Last week, no less than four GOP senators signaled they would vote against Cain’s nomination to the board of the central bank, enough that he would not have the votes to be confirmed unless he was able to win over the support of some Democrats or independents. Cain's potential selection — Trump has yet to formally nominate him, although the president announced Cain as his pick earlier this month — has been hampered by the sexual harassment allegations that tanked his 2012 presidential campaign as well as his outspokenness on conservative issues.
But Cain stood firm, telling the Journal on Wednesday that “I don’t quit because of negative criticism. I don’t quit because of negative attacks. And I don’t quit because several senators have expressed reservations about my qualifications.”
The White House has continued to stand by Cain, though aides like National Economic Council Director Larry Kudlow have appeared noncommittal. Last week during a live interview, Kudlow said the Trump was still standing by Cain “at the moment,” noting that they would let the vetting process play out.
On Tuesday, Kudlow told reporters that the White House was continuing to consider alternative options to Cain. But he cautioned that such backup planning was commonplace and not specific to Cain. Kudlow also said it was up to Cain whether he remained in the process.
Cain said he was willing to remain “in the fight,” telling the Journal the White House had been in touch with his aides on a near-daily basis.
“What Kudlow was doing was giving me an out, and I appreciate that, but I don’t want an out,” Cain said. “You know that the president is a fighter, and Kudlow is a fighter. They might be getting a lot of blow-back from some folks, I don’t know. But I don’t think they’re getting uncomfortable with it.”
Cain also penned an op-ed for the Journal on Wednesday, echoing his assertion that the Fed needs “new voices,” a nod to Trump’s dissatisfaction with the central bank.
Ripping what he called the Fed’s reliance on academics, he argued that the so-called professor standard was to blame for the bank hiking interest rates based on unemployment statistics and wage growth alone and not taking the markets into account, resulting in income stagnation. He argued that his approach would be to instead focus on stabilizing the dollar.
“The professor standard will not challenge itself—that much has been proved.

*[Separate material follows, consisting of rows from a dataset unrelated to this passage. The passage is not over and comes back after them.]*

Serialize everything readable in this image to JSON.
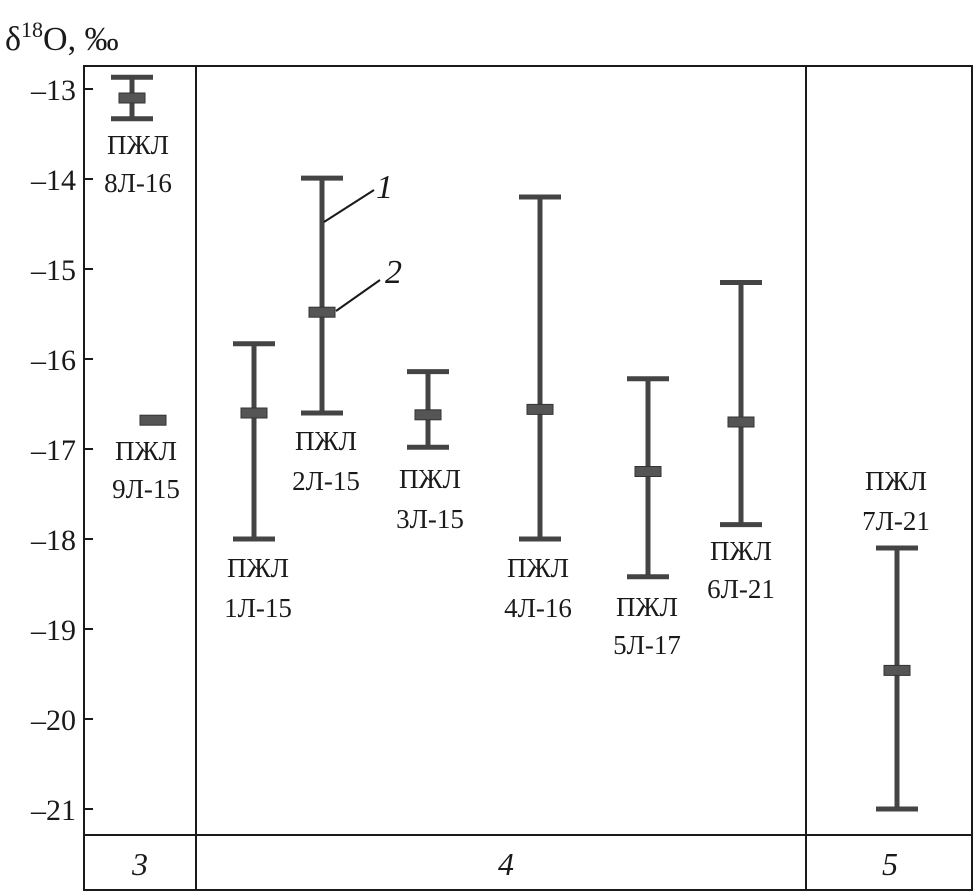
{
  "chart_data": {
    "type": "errorbar",
    "title": "",
    "ylabel": {
      "prefix": "δ",
      "superscript": "18",
      "suffix": "O, ‰"
    },
    "xlabel": "",
    "ylim": [
      -21.3,
      -12.8
    ],
    "yticks": [
      -13,
      -14,
      -15,
      -16,
      -17,
      -18,
      -19,
      -20,
      -21
    ],
    "ytick_labels": [
      "–13",
      "–14",
      "–15",
      "–16",
      "–17",
      "–18",
      "–19",
      "–20",
      "–21"
    ],
    "grid": false,
    "groups": [
      {
        "label": "3"
      },
      {
        "label": "4"
      },
      {
        "label": "5"
      }
    ],
    "samples": [
      {
        "line1": "ПЖЛ",
        "line2": "8Л-16",
        "group": 0,
        "mean": -13.1,
        "max": -12.87,
        "min": -13.33
      },
      {
        "line1": "ПЖЛ",
        "line2": "9Л-15",
        "group": 0,
        "mean": -16.68,
        "max": -16.68,
        "min": -16.68
      },
      {
        "line1": "ПЖЛ",
        "line2": "1Л-15",
        "group": 1,
        "mean": -16.6,
        "max": -15.83,
        "min": -18.0
      },
      {
        "line1": "ПЖЛ",
        "line2": "2Л-15",
        "group": 1,
        "mean": -15.48,
        "max": -13.99,
        "min": -16.6
      },
      {
        "line1": "ПЖЛ",
        "line2": "3Л-15",
        "group": 1,
        "mean": -16.62,
        "max": -16.14,
        "min": -16.98
      },
      {
        "line1": "ПЖЛ",
        "line2": "4Л-16",
        "group": 1,
        "mean": -16.56,
        "max": -14.2,
        "min": -18.0
      },
      {
        "line1": "ПЖЛ",
        "line2": "5Л-17",
        "group": 1,
        "mean": -17.25,
        "max": -16.22,
        "min": -18.42
      },
      {
        "line1": "ПЖЛ",
        "line2": "6Л-21",
        "group": 1,
        "mean": -16.7,
        "max": -15.15,
        "min": -17.84
      },
      {
        "line1": "ПЖЛ",
        "line2": "7Л-21",
        "group": 2,
        "mean": -19.46,
        "max": -18.1,
        "min": -21.0
      }
    ],
    "annotations": [
      {
        "label": "1",
        "meaning_target": "range"
      },
      {
        "label": "2",
        "meaning_target": "mean"
      }
    ],
    "colors": {
      "bar": "#444444",
      "mean_marker": "#555555",
      "frame": "#1a1a1a"
    }
  }
}
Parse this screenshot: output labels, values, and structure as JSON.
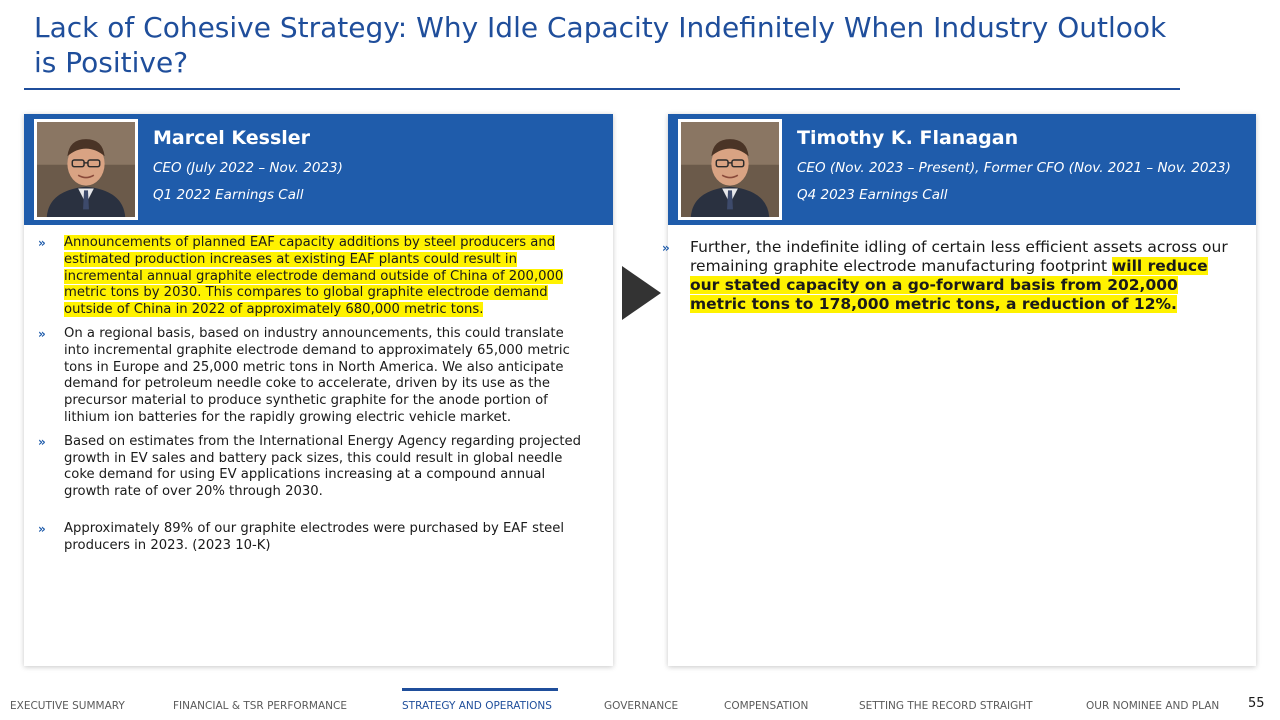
{
  "title": "Lack of Cohesive Strategy: Why Idle Capacity Indefinitely When Industry Outlook is Positive?",
  "left_panel": {
    "name": "Marcel Kessler",
    "role": "CEO (July 2022 – Nov. 2023)",
    "source": "Q1 2022 Earnings Call",
    "bullets": [
      "Announcements of planned EAF capacity additions by steel producers and estimated production increases at existing EAF plants could result in incremental annual graphite electrode demand outside of China of 200,000 metric tons by 2030. This compares to global graphite electrode demand outside of China in 2022 of approximately 680,000 metric tons.",
      "On a regional basis, based on industry announcements, this could translate into incremental graphite electrode demand to approximately 65,000 metric tons in Europe and 25,000 metric tons in North America. We also anticipate demand for petroleum needle coke to accelerate, driven by its use as the precursor material to produce synthetic graphite for the anode portion of lithium ion batteries for the rapidly growing electric vehicle market.",
      "Based on estimates from the International Energy Agency regarding projected growth in EV sales and battery pack sizes, this could result in global needle coke demand for using EV applications increasing at a compound annual growth rate of over 20% through 2030.",
      "Approximately 89% of our graphite electrodes were purchased by EAF steel producers in 2023. (2023 10-K)"
    ]
  },
  "right_panel": {
    "name": "Timothy K. Flanagan",
    "role": "CEO (Nov. 2023 – Present), Former CFO (Nov. 2021 – Nov. 2023)",
    "source": "Q4 2023 Earnings Call",
    "bullet_plain": "Further, the indefinite idling of certain less efficient assets across our remaining graphite electrode manufacturing footprint ",
    "bullet_highlight": "will reduce our stated capacity on a go-forward basis from 202,000 metric tons to 178,000 metric tons, a reduction of 12%."
  },
  "bullet_marker": "»",
  "nav": {
    "items": [
      "EXECUTIVE SUMMARY",
      "FINANCIAL & TSR PERFORMANCE",
      "STRATEGY AND OPERATIONS",
      "GOVERNANCE",
      "COMPENSATION",
      "SETTING THE RECORD STRAIGHT",
      "OUR NOMINEE AND PLAN"
    ],
    "active": "STRATEGY AND OPERATIONS"
  },
  "page_number": "55",
  "colors": {
    "title_blue": "#1f4e9b",
    "header_blue": "#1f5cab",
    "highlight": "#fff200",
    "arrow": "#333333"
  },
  "icons": {
    "arrow": "right-triangle-arrow",
    "photo": "person-portrait"
  }
}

That’s why my voice is needed at the Fed,” he wrote.
Cain asserted that though he aligned with Trump in the idea that the Fed had been mistaken to raise interest rates, he understood the bank was meant to be free of political influence but would still consider Trump’s input.
“I wouldn’t totally tune it out because they may be saying something that might cause you to ask some different questions, but not do what they are saying politically,” he told the Journal. “The Fed is not and should not become a political machine.”